Implement more advanced techniques with Quantum::Superpositions, as
suggested by larsen <http://perlmonks.org/index.pl?node=larsen>

=back

=head1 SEE ALSO

The book I<Essential System Administration>, by Aeleen Frisch, printed
by O'Reilly and Associates;

The PerlMonks web site, L<http://www.perlmonks.org/>, where the ideas
behind this module have been largely discussed.

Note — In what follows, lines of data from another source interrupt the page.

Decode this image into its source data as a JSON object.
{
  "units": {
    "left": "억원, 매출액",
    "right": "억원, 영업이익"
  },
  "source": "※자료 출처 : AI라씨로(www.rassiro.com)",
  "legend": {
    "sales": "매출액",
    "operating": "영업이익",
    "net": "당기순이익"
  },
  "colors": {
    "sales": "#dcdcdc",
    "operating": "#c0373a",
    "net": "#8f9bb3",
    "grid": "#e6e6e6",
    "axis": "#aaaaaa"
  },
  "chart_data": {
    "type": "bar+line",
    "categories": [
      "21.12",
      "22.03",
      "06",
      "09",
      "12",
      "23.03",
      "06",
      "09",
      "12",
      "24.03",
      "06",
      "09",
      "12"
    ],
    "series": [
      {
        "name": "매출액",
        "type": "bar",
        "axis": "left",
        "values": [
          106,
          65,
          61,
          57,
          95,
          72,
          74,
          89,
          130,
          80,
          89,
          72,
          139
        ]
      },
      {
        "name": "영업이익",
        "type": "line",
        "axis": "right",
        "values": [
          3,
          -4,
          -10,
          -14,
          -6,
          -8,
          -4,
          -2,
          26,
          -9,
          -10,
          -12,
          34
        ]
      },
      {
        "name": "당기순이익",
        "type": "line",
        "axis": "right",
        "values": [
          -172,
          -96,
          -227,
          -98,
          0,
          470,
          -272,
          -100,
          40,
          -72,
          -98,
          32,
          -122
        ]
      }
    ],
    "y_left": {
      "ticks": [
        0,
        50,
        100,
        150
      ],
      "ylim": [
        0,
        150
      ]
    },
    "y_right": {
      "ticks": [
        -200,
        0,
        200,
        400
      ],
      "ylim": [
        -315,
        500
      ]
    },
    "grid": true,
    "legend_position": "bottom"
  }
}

Many people among the Italian Perl Mongers, which you can find on IRC
on the channel #nordest.pm on slashnet

=head1 AUTHOR

Marco Marongiu, E<lt>bronto@cpan.orgE<gt>

=head1 COPYRIGHT AND LICENSE

Copyright 2003 by Marco Marongiu

This program is free software; you can redistribute it
and/or modify it under the terms of the GNU General
Public License as published by the Free Software
Foundation; either version 2 of the License, or (at
your option) any later version.

This program is distributed in the hope that it will be
useful, but WITHOUT ANY WARRANTY; without even the
implied warranty of MERCHANTABILITY or FITNESS FOR A
PARTICULAR PURPOSE.  See the GNU General Public License
for more details.

You should have received a copy of the GNU General
Public License along with this program; if not, write
to the Free Software Foundation, Inc., 59 Temple Place
- Suite 330, Boston, MA 02111-1307, USA.